The Glasgow-based firm reported a 47% year-on-year drop in orders for its oil and gas division.
Original equipment orders were down 40% and aftermarket orders were 49% lower.
In an interim management statement Weir, which is a leading manufacturer of hydraulic fracturing pumps, said: "Oil and gas markets have continued to decline despite the limited improvement in oil prices since February.
"In North America, the division's biggest end market, US land rig count has declined by nearly 20% in the past two months and market expectations are for a 46% reduction in wells drilled in 2016.
"This further reduced demand for pressure pumping and pressure control equipment, with approximately 70% of the North American frack fleet now idle.

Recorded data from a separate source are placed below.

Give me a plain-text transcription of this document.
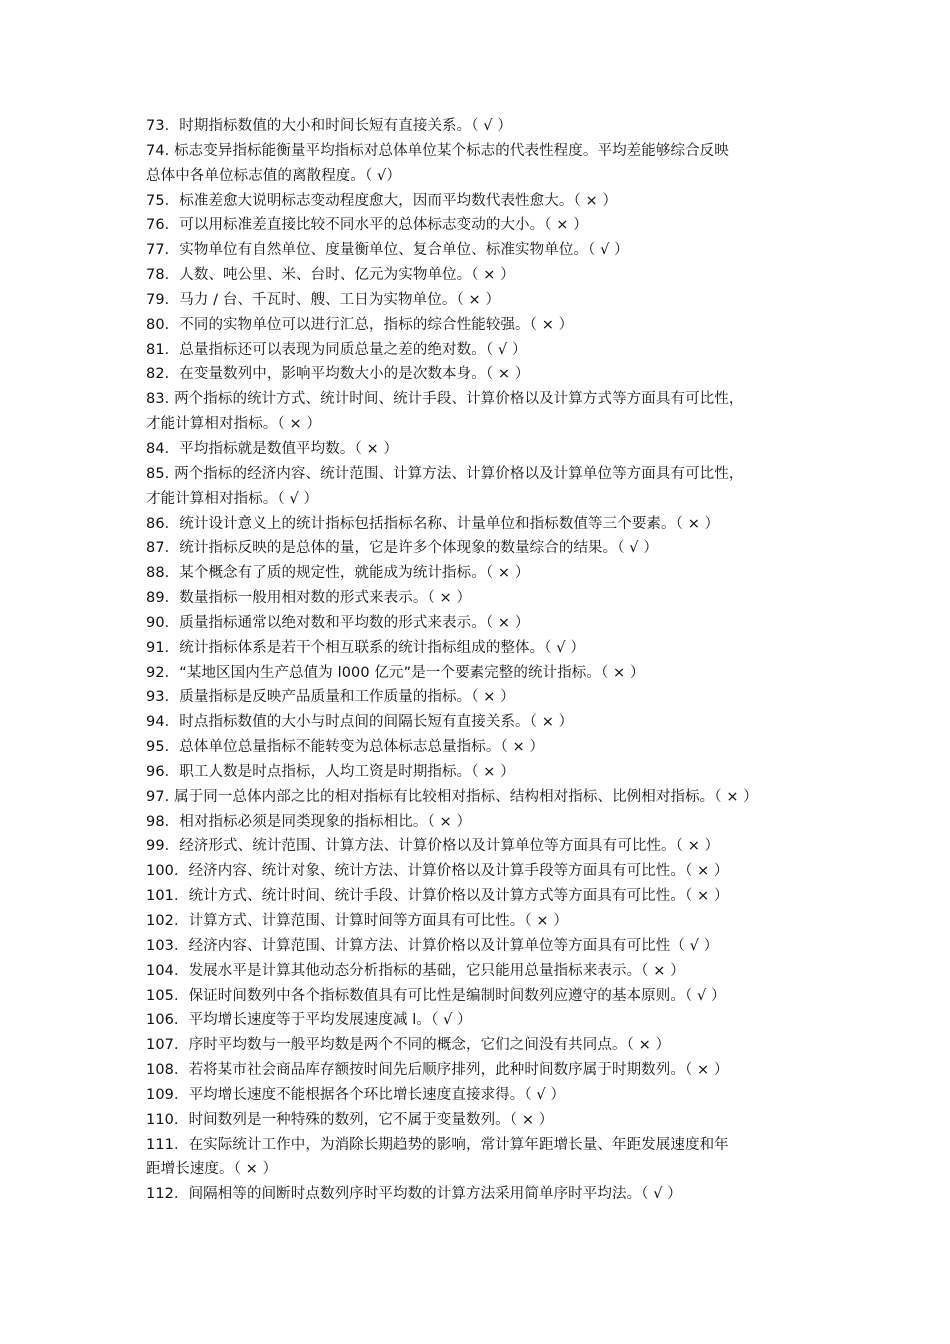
73．时期指标数值的大小和时间长短有直接关系。（ √ ）
74. 标志变异指标能衡量平均指标对总体单位某个标志的代表性程度。平均差能够综合反映
总体中各单位标志值的离散程度。（ √）
75．标准差愈大说明标志变动程度愈大，因而平均数代表性愈大。（ × ）
76．可以用标准差直接比较不同水平的总体标志变动的大小。（ × ）
77．实物单位有自然单位、度量衡单位、复合单位、标准实物单位。（ √ ）
78．人数、吨公里、米、台时、亿元为实物单位。（ × ）
79．马力 / 台、千瓦时、艘、工日为实物单位。（ × ）
80．不同的实物单位可以进行汇总，指标的综合性能较强。（ × ）
81．总量指标还可以表现为同质总量之差的绝对数。（ √ ）
82．在变量数列中，影响平均数大小的是次数本身。（ × ）
83. 两个指标的统计方式、统计时间、统计手段、计算价格以及计算方式等方面具有可比性，
才能计算相对指标。（ × ）
84．平均指标就是数值平均数。（ × ）
85. 两个指标的经济内容、统计范围、计算方法、计算价格以及计算单位等方面具有可比性，
才能计算相对指标。（ √ ）
86．统计设计意义上的统计指标包括指标名称、计量单位和指标数值等三个要素。（ × ）
87．统计指标反映的是总体的量，它是许多个体现象的数量综合的结果。（ √ ）
88．某个概念有了质的规定性，就能成为统计指标。（ × ）
89．数量指标一般用相对数的形式来表示。（ × ）
90．质量指标通常以绝对数和平均数的形式来表示。（ × ）
91．统计指标体系是若干个相互联系的统计指标组成的整体。（ √ ）
92．“某地区国内生产总值为 l000 亿元”是一个要素完整的统计指标。（ × ）
93．质量指标是反映产品质量和工作质量的指标。（ × ）
94．时点指标数值的大小与时点间的间隔长短有直接关系。（ × ）
95．总体单位总量指标不能转变为总体标志总量指标。（ × ）
96．职工人数是时点指标，人均工资是时期指标。（ × ）
97. 属于同一总体内部之比的相对指标有比较相对指标、结构相对指标、比例相对指标。（ × ）
98．相对指标必须是同类现象的指标相比。（ × ）
99．经济形式、统计范围、计算方法、计算价格以及计算单位等方面具有可比性。（ × ）
100．经济内容、统计对象、统计方法、计算价格以及计算手段等方面具有可比性。（ × ）
101．统计方式、统计时间、统计手段、计算价格以及计算方式等方面具有可比性。（ × ）
102．计算方式、计算范围、计算时间等方面具有可比性。（ × ）
103．经济内容、计算范围、计算方法、计算价格以及计算单位等方面具有可比性（ √ ）
104．发展水平是计算其他动态分析指标的基础，它只能用总量指标来表示。（ × ）
105．保证时间数列中各个指标数值具有可比性是编制时间数列应遵守的基本原则。（ √ ）
106．平均增长速度等于平均发展速度减 l。（ √ ）
107．序时平均数与一般平均数是两个不同的概念，它们之间没有共同点。（ × ）
108．若将某市社会商品库存额按时间先后顺序排列，此种时间数序属于时期数列。（ × ）
109．平均增长速度不能根据各个环比增长速度直接求得。（ √ ）
110．时间数列是一种特殊的数列，它不属于变量数列。（ × ）
111．在实际统计工作中，为消除长期趋势的影响，常计算年距增长量、年距发展速度和年
距增长速度。（ × ）
112．间隔相等的间断时点数列序时平均数的计算方法采用简单序时平均法。（ √ ）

"As expected, international markets have also become increasingly challenging with double-digit activity reductions as the rig count outside North America fell by 10% to close to 2009 lows."
In Weir's flow control division, orders in the first quarter were down by 20% on a year ago.
The company said economic uncertainty had led to "continued customer caution and project delays across the division's end markets".
There was better news from its minerals division, with "stable" like-for-like revenues and better-than-expected orders for original equipment.
'Ongoing challenges'
Chief executive Keith Cochrane said: "The group has maintained its focus on strong cash generation, aggressive cost reduction and developing the innovative solutions which have made Weir a global leader.
"This comes against the backdrop of ongoing challenges across our end markets.
"Mining customers continue to prioritise preserving cash, although there was a slight pick-up in orders through the quarter and minerals divisional revenues on a like-for-like basis were flat year-on-year.
"Trading conditions in oil and gas markets reflected further reductions in activity levels in all regions despite the limited improvement in oil prices in 2016.
"The group remains focused on cost reduction measures which have helped to deliver first-quarter profits slightly ahead of our expectations.
"As a result, we expect first-half profits to be slightly ahead of market expectations."
He added: "Our full-year expectations remain unchanged, reflecting the slower recovery now anticipated in oil and gas markets."